俺こと三上和弥が異世界にぶっとばされたのは、高校3年生の時だった。


その日、俺は落ち込んでいた。

ちょっと気になっていた幼なじみでクラスメイトの加奈子ちゃんに好きなタイプを聞いてみたら

『若干引きこもりで根暗でオタクでコミュ障で運動音痴で鼻がニンニクでたまに何か臭い時があるけど隠れイケメンで脇毛が濃い人』

と言われ、絶対俺のことだと思って喜び勇んで告白したら、全然違って撃沈したのだ。

なんという自惚れマン、俺。


意気消沈して下校していると、気づいた時には俺の自転車の車輪の下にアスファルトは無かった。

道端の側溝に自転車を脱輪させた俺は、民家のブロック塀に激突。

その反動で車道に投げ出され、ちょうど良いタイミングでやってきたトラックに轢き殺された。

自分の頭蓋骨が砕ける音を聞いた次の瞬間、俺の意識はブラックアウトした。





目が覚めると、金髪の美女が俺を覗き込んでいた。

彼女はその整った顔に、嬉しいような心配しているような微妙な表情を浮かべている。

うむ、タイプだ。

俺のストライクゾーンど真ん中のストレート。

絶好球をフルスイングするべく、俺史上最高のキメ顔を作る。

『君の瞳に乾杯。でも俺に触れると火傷しちゃうZE☆、子猫ちゃん』

そう言おうとして、


「あうあうあー」


俺の口から出てきたのは、頭の悪いエロゲのヒロインが言ってそうな喘ぎ声だった。

まさか、事故の後遺症が……?

まあでも仕方ない。

あれだけの事故だったのだ、後遺症が残っても何の不思議もない。


「ミ、ミツキ! 喋った! この子喋ったわ!」

「良かったですね、エリス様。泣かないので心配しましたが、大丈夫そうです」


俺が後遺症について悩んでいる中、金髪の美女は別の女性と呑気に会話していた。

いや、喋れてないから!

全然大丈夫じゃないから!

と抗議の声をあげようとしたその時、俺の体は何者かに抱え上げられ、宙に浮いた。

貧弱な帰宅部ボディとはいえ、18歳の男の体を易々と持ち上げるとは大したパワーだ。

そう思って、俺はそんなマッチョマンを確認するために目線を上げる。


俺の視界に飛び込んできたもの。

それは、俺を軽々と抱くメイド服姿の女性。

それは、メイド服越しにもはっきりと分かるダイナミックおっぱい。

それは、おっぱいを揉もうとする俺の小さな手。

それは、明らかに現代日本ではない粗末な部屋。


その時俺に電流走る……!

俺の脳内では、ある仮説が立っていた。


もしかして:異世界


アーリア歴231年4月16日。

それは、俺が赤ん坊として異世界『ヤハーネ』に転生した日だった。




======




赤ん坊として転生した俺は、すくすくと成長した。

何故前世の記憶が残っているのかは分からないが、その理由を知る手段は無いし、まあ記憶が残っていて困ることもそうない。

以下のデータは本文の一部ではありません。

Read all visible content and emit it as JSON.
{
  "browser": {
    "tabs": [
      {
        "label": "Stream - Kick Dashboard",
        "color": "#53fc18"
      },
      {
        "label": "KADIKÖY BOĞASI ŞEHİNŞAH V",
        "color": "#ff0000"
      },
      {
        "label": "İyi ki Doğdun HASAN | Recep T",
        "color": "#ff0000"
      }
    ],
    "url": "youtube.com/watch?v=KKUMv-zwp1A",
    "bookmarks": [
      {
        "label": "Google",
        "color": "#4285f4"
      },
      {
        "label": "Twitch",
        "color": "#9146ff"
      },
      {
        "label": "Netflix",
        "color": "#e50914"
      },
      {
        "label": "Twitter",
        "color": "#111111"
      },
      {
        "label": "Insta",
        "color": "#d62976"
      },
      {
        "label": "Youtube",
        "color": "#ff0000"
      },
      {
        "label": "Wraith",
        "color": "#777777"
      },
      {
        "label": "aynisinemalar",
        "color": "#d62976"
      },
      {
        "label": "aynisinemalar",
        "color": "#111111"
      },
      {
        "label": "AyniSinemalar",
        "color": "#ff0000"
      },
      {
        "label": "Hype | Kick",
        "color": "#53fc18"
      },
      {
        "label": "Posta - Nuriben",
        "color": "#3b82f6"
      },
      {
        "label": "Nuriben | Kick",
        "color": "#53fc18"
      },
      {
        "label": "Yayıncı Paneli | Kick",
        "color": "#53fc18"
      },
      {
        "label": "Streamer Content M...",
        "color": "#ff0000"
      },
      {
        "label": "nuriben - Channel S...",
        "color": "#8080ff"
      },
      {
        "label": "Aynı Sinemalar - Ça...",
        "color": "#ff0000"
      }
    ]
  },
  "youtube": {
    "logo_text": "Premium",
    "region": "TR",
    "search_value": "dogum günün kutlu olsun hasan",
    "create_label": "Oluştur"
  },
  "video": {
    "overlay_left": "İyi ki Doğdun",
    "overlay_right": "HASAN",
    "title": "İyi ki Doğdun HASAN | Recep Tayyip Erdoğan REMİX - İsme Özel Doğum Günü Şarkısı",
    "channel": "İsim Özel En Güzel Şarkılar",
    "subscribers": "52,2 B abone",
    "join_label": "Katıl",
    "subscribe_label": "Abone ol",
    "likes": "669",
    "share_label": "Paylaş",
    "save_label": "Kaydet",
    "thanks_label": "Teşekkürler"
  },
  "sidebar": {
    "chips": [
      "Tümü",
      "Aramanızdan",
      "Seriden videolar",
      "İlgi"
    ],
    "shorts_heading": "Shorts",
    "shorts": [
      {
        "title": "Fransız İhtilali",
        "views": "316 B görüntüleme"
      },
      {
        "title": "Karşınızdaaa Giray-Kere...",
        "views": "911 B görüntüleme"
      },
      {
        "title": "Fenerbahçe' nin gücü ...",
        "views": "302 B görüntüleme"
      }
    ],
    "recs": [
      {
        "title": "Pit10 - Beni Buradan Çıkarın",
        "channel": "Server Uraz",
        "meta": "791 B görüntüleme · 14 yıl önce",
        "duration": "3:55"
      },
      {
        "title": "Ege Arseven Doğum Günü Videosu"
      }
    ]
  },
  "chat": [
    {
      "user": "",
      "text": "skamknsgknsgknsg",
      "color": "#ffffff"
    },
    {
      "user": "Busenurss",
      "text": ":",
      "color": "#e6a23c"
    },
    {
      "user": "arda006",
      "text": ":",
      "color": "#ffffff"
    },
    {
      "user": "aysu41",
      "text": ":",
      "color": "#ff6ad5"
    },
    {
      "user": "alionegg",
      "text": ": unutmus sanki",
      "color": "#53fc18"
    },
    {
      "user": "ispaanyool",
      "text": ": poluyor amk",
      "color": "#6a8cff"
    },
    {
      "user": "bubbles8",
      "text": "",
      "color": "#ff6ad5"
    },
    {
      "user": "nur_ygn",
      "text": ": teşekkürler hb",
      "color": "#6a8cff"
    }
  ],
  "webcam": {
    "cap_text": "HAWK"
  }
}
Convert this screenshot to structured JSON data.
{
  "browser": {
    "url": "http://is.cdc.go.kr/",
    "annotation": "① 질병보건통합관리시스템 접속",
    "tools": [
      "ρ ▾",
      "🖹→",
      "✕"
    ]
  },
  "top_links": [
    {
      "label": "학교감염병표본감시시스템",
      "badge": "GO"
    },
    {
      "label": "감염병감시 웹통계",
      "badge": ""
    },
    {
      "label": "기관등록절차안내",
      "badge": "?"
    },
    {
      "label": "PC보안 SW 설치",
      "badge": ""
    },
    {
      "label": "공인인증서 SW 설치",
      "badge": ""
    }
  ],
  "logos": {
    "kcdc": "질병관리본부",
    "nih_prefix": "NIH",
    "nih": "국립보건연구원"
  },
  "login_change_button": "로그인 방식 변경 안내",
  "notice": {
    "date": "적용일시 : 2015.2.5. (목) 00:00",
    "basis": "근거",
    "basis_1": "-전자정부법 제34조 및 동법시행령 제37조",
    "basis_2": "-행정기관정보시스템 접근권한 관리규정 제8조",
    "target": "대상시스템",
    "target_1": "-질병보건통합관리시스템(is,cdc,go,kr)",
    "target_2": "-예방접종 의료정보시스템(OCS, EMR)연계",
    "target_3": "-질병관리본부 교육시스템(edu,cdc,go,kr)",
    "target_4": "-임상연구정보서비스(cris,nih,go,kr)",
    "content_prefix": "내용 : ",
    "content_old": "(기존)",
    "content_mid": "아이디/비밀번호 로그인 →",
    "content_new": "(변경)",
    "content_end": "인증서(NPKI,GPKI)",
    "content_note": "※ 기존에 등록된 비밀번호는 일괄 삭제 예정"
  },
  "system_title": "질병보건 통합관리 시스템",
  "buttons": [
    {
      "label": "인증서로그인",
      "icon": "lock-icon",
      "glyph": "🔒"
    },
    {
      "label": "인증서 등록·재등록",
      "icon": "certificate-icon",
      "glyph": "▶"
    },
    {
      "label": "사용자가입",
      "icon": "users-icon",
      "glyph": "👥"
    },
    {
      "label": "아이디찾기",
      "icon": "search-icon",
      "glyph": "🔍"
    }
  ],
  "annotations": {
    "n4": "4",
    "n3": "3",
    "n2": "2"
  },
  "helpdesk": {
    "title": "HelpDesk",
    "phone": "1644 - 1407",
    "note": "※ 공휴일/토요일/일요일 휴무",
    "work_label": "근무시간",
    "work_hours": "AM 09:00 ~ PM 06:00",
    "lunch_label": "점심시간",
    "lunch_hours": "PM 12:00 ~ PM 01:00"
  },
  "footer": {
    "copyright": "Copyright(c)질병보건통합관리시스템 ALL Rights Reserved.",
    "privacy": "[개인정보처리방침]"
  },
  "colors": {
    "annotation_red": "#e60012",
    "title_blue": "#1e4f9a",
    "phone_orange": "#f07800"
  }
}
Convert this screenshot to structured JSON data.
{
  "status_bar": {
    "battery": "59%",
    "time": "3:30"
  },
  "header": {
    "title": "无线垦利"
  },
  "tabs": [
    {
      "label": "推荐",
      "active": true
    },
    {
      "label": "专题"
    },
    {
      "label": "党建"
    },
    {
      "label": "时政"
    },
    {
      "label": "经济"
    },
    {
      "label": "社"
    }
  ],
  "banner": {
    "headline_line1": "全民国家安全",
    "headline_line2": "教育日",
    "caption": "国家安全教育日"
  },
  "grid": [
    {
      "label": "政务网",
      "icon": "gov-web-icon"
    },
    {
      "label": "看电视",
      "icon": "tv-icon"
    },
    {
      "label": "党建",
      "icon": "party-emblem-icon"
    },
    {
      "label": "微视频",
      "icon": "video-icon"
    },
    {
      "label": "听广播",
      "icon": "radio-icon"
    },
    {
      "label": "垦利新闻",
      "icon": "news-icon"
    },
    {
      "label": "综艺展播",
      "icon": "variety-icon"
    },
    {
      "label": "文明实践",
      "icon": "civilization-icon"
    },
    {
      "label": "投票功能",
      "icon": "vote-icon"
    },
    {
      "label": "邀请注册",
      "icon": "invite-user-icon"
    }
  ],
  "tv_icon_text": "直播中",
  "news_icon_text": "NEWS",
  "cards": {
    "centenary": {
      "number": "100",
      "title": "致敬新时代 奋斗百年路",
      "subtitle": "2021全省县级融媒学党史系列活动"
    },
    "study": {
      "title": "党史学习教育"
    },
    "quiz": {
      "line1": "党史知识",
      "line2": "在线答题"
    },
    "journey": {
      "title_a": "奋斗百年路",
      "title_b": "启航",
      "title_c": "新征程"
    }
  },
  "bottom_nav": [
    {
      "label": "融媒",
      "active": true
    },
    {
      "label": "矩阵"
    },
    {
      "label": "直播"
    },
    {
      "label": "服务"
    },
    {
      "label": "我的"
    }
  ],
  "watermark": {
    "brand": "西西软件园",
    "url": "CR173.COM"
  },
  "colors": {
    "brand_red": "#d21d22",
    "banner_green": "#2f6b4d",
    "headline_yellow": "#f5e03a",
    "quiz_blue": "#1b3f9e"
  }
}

記憶を残しての生まれ変わりは、俺が前世で何度か妄想したことだった。

まさかその妄想が現実になるとは思わなかったが、異世界で二度目の人生を送るのは誰もが一度は思い描く夢だ。

この状況をラッキーなことだと考えた俺は、異世界ライフを満喫することにしたのだった。


俺が転生した先ヤハーネは、剣と魔法のガッチガチなテンプレ異世界だった。

文明レベルは現代日本より相当低いらしく、家には電気もガスも水道も通っていない。

その分を、この世界の人たちは魔法で火や水を生み出すことで補っていた。

赤ん坊である俺にはまだ魔法なんて使えなかったが、人の指から火の玉が出たりするのを眺めるのは、それだけでワクテカするってもんだ。


ただ、ファンタジー小説に出てきそうな異世界であるにも関わらず、この世界の住人の使用言語は日本語だった。

この家の人たちの会話を聞いていると少し違和感を覚えることがあるが、俺が転生前に使用していた日本語と概ね一緒だ。

地域によって訛りがあったりするのだろう。


何だかご都合主義のような気もするが、俺にとって言語が知っているものだったのは大きい。

お陰で、この世界の様子もすんなり理解することができた。

神に感謝だな。





目が覚めてから最初に視界に入った金髪美女が、俺の母親らしい。

名前をエリスと言った。

年齢ははっきりしないが、見た目から推測するに二十代前半だろう。

明らかに日本人離れした美貌の持ち主だが、よくよく考えればここは異世界であって日本ではないので当然だろう。


エリスについて俺から言えるのは一つ。

彼女のおっぱいは素晴らしい。

俺は赤ん坊の特権をフル活用してエリスの母乳を吸い漁った。

異世界サイッコー!

うむ、神に感謝だ。





俺を抱き上げた巨乳メイドはミツキ。

彼女はこの家の使用人らしい。

ミツキの口調は丁寧で滅多に表情を変えることはないが、そのクールビューティーっぷりにメイド服は良く似合っていた。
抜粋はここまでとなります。